It’s not just that healthcare spending now accounts for almost one fifth of the United States GDP drawing top tech companies to the healthcare industry, but also the scope of that reach. Whether it’s the dollars available in the industry, the effect on employees, public health or the technology itself, healthcare is luring top companies from all industries.
There are many differing opinions and predication for what this means for the “future of healthcare” and “who the leaders in the industry are”, but one thing is clear: as more entities enter the healthcare market, the data is going to continue to get larger and more dispersed.
No one industry’s data is the same, which is why generic data tools seldom work, but healthcare is especially unique. There is a level of human subjectivity and moving parts unmatched by most other industries. Healthcare has more data than most, and more complex data than most, but that data is also a byproduct of the main goal: providing the best care to as many people as possible. That means that the data is not optimized for analytics and modelling, but rather a specific operational need.
The data used for analytics and modelling in healthcare was often captured for a very specific purpose, such as paying a claim or measuring the results of a particular study or test, meaning that data is optimized for one-off use not integrated learning. There’s also the fact that healthcare data is captured and “owned” by thousands of different stake-holders leading to an enormous amount of data that is very difficult to make actionable.
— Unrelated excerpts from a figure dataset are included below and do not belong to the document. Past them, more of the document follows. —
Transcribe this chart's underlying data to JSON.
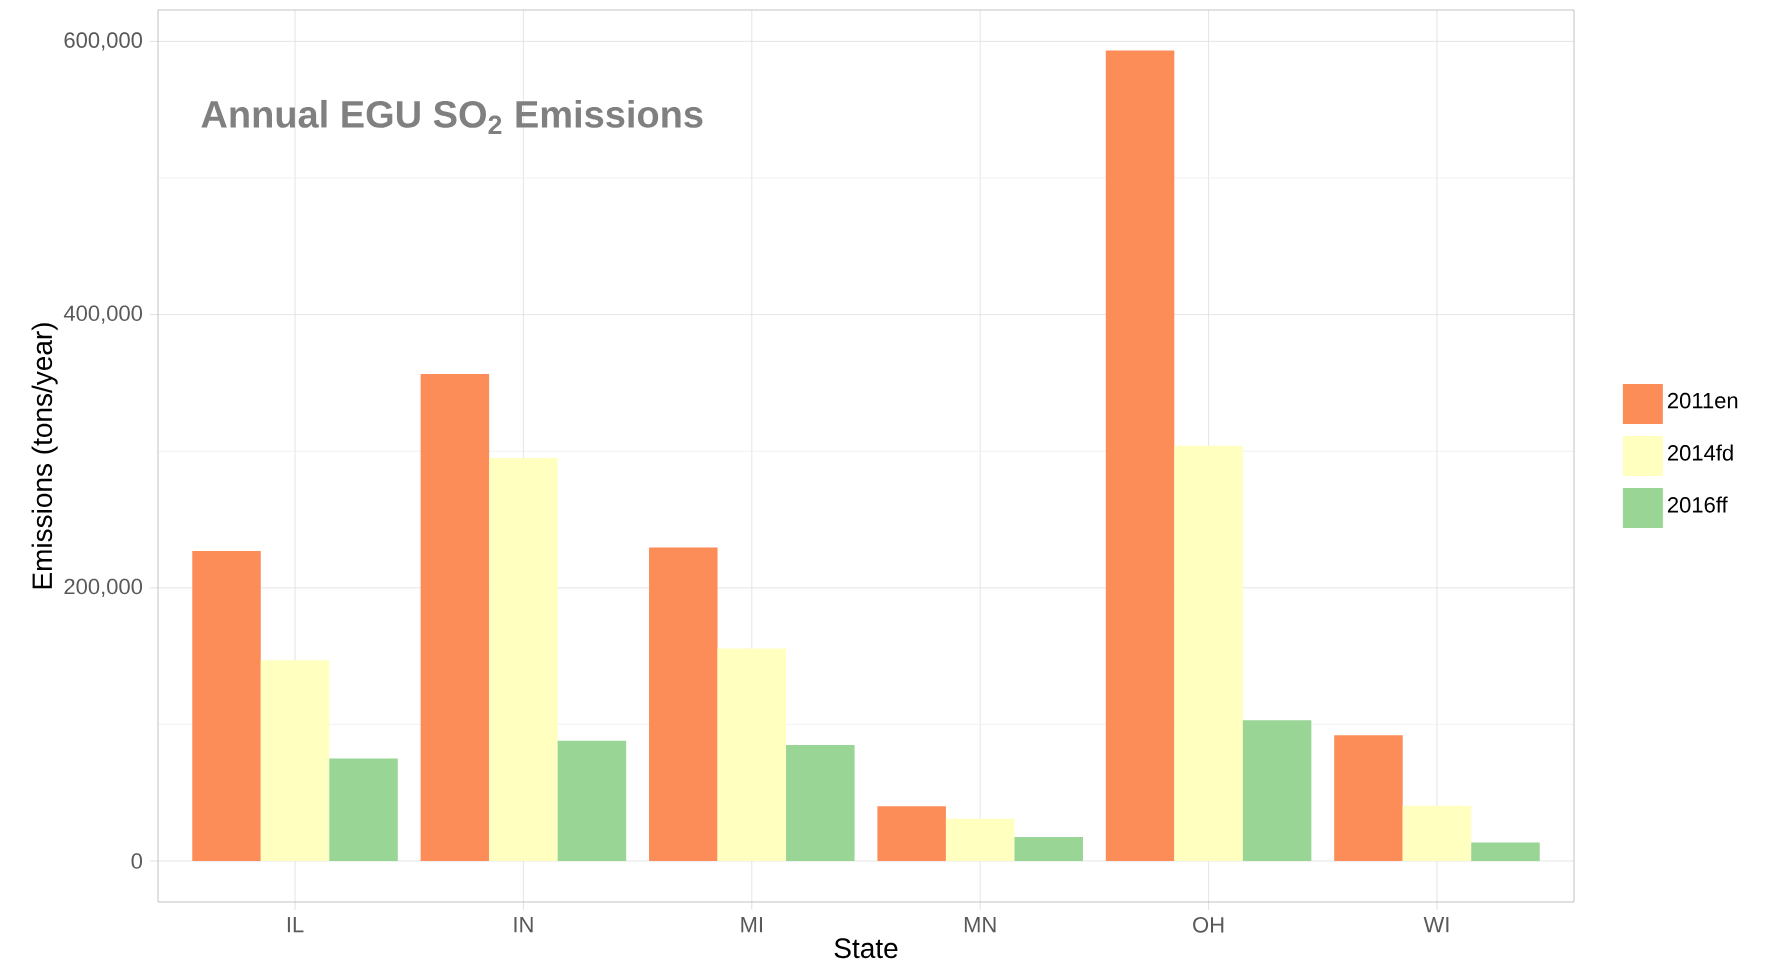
{
  "chart_data": {
    "type": "bar",
    "title": "Annual EGU SO$_{2}$ Emissions",
    "xlabel": "State",
    "ylabel": "Emissions (tons/year)",
    "categories": [
      "IL",
      "IN",
      "MI",
      "MN",
      "OH",
      "WI"
    ],
    "series": [
      {
        "name": "2011en",
        "color": "#fc8d59",
        "values": [
          227000,
          356500,
          229500,
          40000,
          593300,
          92000
        ]
      },
      {
        "name": "2014fd",
        "color": "#ffffbf",
        "values": [
          147000,
          295000,
          155500,
          31000,
          304000,
          40500
        ]
      },
      {
        "name": "2016ff",
        "color": "#99d594",
        "values": [
          75000,
          88000,
          85000,
          17500,
          103000,
          13500
        ]
      }
    ],
    "ylim": [
      -30000,
      623000
    ],
    "yticks": [
      0,
      {
        "value": 100000,
        "label": null
      },
      {
        "value": 200000,
        "label": "200,000"
      },
      {
        "value": 300000,
        "label": null
      },
      {
        "value": 400000,
        "label": "400,000"
      },
      {
        "value": 500000,
        "label": null
      },
      {
        "value": 600000,
        "label": "600,000"
      }
    ],
    "grid": true,
    "legend": "right"
  }
}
We now have the technology to handle this mass of data and the processing power needed to make sense of it, so why are organizations still struggling to reconcile all of this data? The answer is in the gaps. Not gaps in volume, but gaps in context and ability to piece it all together.
Data is coming from different sources, with different definitions and metrics and at varying time intervals, and this is only made worse by additional companies entering the market.
At any one time, a healthcare organization has several sets of vendors using the company’s data and another set adding data to the company’s ecosystem, all while that organization is continually generating data of its own. And now enter Apple, Google, Amazon and Microsoft.
But enough about the challenges, this is exciting news! As more and more companies are utilizing and generating their own health data, standard definitions and benchmarks are disproportionately important and the organizations who can harness that integrated data have massive opportunity. It was once the case that a healthcare stake-holder had 10% of the data they needed yet used 90% of that data, now it’s the reverse: a very small portion of data available is actually used. Not only do organizations have exponentially more data in house, they have a huge pool of un-biased publicly available data to measure and calibrate their own against.
The Bytemap platform automates the back-end steps needed to do this by providing a single standard form of data ingestion, enhancing data with common terms and definitions and providing a UI easily allows access to all off a company’s data alongside pre-cleaned and formatted public data. Rather than trying to piece together all of the data coming from different vendors and internal excel sheets and warehouses, the platform allows technical and non-technical folks alike to access the data for repeatable and reliable insight generation.